Discovery People
- Country: United States

Programming
- Language: English
- Picture format: 480i (SDTV)

Ownership
- Owner: CBS Corporation (1997-1999) Discovery Communications (1999-2000)

History
- Launched: March 31, 1997; 29 years ago
- Closed: 2000
- Former names: CBS Eye on People (1997–1998) Eye on People (1998–1999)

= Discovery People =

Discovery People was an American cable television network.

The channel was launched on March 31, 1997 by CBS as CBS Eye on People, and featured news and human interest stories from CBS News.

The channel suffered significant losses, in part because few cable providers were willing to carry it. By the end of its first year on the air, it was only available in 11 million homes, less than half of what most cable channels need to turn a profit. In mid-1998, it was announced that Discovery Communications would buy 50 percent of the channel and take operational control. It dropped "CBS" from its title to become simply Eye on People.

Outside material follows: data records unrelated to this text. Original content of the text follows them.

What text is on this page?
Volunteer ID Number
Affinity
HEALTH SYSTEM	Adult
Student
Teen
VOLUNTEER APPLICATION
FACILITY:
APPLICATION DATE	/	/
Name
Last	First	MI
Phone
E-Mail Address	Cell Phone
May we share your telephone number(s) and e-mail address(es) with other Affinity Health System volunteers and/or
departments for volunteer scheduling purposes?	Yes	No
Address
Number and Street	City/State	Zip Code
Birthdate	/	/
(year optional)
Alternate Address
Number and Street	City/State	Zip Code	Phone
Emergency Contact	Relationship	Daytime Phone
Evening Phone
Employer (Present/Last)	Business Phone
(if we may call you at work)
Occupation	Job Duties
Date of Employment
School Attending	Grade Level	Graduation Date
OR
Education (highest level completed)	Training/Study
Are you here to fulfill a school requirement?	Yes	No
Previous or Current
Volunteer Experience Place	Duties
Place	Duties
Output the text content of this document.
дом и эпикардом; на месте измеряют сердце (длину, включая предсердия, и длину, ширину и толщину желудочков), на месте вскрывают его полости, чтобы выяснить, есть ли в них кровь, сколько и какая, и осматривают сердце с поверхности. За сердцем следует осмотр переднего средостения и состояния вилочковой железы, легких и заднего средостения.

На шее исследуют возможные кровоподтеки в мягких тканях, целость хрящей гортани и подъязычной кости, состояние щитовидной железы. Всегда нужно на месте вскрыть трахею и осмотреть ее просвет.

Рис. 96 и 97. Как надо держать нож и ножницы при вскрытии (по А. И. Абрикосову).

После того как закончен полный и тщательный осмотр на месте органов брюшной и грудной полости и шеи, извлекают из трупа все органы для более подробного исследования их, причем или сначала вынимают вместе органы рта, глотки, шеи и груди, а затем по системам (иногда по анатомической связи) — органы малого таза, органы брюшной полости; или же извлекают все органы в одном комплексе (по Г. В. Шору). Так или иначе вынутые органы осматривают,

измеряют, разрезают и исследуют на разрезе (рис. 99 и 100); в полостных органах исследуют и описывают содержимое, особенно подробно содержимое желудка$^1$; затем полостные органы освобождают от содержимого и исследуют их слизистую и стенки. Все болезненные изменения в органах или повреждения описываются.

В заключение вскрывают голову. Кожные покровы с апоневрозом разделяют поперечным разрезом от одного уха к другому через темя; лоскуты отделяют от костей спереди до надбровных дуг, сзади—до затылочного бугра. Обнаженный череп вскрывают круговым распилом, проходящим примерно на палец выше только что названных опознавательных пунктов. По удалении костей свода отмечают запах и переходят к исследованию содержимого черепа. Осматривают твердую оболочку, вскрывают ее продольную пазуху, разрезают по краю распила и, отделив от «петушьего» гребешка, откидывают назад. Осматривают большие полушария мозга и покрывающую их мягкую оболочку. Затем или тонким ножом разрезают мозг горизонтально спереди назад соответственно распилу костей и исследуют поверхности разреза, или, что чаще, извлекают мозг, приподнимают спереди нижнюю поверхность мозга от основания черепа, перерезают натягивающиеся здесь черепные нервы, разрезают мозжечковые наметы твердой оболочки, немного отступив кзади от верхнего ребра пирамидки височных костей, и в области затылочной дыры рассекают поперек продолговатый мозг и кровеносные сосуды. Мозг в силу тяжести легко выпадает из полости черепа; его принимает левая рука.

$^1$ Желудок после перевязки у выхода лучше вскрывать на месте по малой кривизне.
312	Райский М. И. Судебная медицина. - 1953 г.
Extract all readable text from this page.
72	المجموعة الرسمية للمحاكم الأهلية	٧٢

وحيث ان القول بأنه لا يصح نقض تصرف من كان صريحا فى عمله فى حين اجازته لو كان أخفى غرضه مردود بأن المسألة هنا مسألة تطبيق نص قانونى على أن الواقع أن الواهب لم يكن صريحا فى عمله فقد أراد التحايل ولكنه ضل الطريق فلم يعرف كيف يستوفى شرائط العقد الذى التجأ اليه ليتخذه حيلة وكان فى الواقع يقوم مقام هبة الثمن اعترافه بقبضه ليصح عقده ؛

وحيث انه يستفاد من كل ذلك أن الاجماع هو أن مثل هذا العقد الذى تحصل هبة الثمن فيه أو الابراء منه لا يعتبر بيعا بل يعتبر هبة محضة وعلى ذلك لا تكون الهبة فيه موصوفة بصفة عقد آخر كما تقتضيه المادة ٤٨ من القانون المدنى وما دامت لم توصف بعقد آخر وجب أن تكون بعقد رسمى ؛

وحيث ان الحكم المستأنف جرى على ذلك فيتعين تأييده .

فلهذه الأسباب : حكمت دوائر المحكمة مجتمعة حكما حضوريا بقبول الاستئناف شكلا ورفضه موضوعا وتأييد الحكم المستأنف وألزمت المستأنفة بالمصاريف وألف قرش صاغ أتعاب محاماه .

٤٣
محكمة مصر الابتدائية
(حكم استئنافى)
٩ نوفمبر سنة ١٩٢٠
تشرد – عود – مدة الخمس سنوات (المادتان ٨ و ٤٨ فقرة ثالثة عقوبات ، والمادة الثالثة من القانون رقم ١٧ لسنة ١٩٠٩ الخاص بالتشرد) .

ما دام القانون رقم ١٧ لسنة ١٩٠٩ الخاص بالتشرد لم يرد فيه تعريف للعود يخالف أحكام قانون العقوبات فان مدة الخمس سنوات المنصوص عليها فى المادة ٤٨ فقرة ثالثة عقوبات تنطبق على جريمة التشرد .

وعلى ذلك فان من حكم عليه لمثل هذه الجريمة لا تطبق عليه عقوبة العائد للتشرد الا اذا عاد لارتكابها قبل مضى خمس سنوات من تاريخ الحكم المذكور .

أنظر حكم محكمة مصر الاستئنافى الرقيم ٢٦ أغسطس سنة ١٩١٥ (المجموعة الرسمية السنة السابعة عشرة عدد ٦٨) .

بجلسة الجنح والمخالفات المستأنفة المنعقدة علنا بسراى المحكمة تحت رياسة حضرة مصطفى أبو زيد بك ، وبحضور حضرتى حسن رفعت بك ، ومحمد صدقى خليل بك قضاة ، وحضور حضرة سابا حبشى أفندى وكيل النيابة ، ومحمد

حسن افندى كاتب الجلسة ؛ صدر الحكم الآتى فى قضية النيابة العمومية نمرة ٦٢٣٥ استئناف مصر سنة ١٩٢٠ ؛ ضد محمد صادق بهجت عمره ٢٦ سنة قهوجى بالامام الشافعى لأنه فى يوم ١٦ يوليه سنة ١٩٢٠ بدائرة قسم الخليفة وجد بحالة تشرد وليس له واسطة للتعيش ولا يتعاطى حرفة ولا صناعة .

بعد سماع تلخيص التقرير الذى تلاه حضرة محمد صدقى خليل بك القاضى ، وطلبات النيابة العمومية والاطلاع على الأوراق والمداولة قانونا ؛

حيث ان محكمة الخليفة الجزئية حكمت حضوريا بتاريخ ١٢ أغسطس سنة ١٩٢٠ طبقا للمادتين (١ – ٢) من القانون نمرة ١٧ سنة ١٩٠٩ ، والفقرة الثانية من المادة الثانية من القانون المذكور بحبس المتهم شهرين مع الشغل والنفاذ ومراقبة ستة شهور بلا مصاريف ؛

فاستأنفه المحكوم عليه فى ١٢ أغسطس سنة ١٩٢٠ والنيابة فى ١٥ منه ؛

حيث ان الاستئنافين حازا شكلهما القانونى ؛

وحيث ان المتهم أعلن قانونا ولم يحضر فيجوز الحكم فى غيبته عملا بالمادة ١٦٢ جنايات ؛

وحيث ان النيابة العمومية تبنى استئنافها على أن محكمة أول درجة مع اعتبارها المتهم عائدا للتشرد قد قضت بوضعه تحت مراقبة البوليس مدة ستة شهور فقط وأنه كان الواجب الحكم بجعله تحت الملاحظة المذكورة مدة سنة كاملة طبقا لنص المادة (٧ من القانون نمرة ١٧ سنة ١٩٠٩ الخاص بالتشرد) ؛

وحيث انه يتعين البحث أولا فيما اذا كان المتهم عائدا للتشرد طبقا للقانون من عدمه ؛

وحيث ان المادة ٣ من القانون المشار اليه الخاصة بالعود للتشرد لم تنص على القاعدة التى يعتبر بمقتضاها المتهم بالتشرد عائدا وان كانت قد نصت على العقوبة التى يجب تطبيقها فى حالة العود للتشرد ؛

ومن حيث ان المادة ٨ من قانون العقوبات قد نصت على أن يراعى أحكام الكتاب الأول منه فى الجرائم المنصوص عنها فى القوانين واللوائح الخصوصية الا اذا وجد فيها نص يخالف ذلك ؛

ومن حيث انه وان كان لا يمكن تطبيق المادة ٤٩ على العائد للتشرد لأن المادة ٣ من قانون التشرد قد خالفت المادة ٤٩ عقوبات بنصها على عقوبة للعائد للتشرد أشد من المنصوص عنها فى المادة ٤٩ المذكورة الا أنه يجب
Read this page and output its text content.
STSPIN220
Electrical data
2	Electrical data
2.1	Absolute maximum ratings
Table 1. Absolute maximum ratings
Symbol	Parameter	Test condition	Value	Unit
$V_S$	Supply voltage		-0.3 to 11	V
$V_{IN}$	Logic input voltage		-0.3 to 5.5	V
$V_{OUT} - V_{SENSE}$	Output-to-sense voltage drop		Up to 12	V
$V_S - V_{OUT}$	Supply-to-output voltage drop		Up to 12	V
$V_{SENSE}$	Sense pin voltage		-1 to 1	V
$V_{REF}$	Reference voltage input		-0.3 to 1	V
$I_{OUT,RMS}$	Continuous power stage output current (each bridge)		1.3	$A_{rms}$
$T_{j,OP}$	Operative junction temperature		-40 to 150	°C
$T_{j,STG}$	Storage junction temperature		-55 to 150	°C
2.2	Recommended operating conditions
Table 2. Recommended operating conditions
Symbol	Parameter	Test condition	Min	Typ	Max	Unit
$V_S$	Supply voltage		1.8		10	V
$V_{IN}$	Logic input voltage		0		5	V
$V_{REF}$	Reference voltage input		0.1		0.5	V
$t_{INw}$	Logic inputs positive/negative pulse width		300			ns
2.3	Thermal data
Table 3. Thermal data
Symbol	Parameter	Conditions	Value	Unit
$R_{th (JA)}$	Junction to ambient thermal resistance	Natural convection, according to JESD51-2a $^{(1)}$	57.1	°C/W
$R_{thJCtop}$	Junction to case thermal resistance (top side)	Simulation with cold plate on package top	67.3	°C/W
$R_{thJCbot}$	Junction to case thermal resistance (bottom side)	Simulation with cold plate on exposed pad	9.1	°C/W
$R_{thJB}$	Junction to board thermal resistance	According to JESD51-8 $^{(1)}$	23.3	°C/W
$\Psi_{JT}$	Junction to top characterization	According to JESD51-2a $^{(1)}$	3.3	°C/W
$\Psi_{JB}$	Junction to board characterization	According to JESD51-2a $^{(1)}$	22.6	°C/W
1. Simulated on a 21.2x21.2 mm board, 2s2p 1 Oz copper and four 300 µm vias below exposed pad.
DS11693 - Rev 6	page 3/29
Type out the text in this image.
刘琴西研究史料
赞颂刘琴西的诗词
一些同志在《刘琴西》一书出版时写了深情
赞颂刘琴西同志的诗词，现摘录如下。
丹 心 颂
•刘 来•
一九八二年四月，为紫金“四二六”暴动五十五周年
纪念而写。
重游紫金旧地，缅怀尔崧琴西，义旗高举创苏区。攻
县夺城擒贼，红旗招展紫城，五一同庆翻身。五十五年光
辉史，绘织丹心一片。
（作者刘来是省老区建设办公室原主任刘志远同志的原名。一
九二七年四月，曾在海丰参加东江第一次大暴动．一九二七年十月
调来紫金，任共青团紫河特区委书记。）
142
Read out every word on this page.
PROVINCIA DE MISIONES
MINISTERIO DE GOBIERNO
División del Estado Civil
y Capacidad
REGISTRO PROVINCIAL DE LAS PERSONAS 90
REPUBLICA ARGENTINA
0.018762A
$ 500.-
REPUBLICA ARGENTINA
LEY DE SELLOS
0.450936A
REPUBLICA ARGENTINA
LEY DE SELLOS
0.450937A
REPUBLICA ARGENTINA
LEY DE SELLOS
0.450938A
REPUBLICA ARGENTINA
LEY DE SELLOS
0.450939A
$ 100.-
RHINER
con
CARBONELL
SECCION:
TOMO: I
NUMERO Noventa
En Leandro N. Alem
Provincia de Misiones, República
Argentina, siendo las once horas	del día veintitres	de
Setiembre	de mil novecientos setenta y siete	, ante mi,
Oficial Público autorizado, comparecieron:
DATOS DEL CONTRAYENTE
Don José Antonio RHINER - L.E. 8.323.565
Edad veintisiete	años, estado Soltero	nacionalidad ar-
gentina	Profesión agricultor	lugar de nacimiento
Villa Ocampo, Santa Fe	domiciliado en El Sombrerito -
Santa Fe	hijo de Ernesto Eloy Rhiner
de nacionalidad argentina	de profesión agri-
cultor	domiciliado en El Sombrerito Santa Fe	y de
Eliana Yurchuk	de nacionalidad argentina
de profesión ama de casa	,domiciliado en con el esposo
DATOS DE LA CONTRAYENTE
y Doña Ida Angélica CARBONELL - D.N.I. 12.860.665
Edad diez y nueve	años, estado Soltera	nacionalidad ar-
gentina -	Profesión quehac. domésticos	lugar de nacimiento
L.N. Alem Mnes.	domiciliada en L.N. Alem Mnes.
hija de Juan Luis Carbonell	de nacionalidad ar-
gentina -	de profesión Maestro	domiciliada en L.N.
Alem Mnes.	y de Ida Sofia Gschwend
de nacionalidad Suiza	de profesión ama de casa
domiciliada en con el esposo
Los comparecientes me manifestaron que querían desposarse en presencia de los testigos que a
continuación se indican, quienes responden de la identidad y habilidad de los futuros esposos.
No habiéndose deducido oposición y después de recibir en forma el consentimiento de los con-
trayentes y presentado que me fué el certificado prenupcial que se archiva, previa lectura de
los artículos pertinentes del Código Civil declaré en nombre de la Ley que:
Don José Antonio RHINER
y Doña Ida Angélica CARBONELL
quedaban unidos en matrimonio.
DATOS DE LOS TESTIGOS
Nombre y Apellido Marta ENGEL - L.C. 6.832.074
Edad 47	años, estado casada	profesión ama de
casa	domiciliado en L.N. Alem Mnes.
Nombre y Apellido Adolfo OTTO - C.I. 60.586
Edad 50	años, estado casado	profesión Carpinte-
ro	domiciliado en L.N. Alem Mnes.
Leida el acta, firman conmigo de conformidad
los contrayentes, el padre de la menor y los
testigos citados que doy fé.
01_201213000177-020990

On January 11, 1999, Discovery bought the network from CBS Corporation and renamed it Discovery People. Discovery continued to license programming from CBS, combining it with some of its own programming.

Discovery Communications began gradually phasing out Discovery People's operations, using Discovery People's distribution for other networks. For DirecTV customers, the channel was replaced by Discovery Health on December 1, 1999. In February 2000, Discovery announced that they intended to pull the plug on the channel.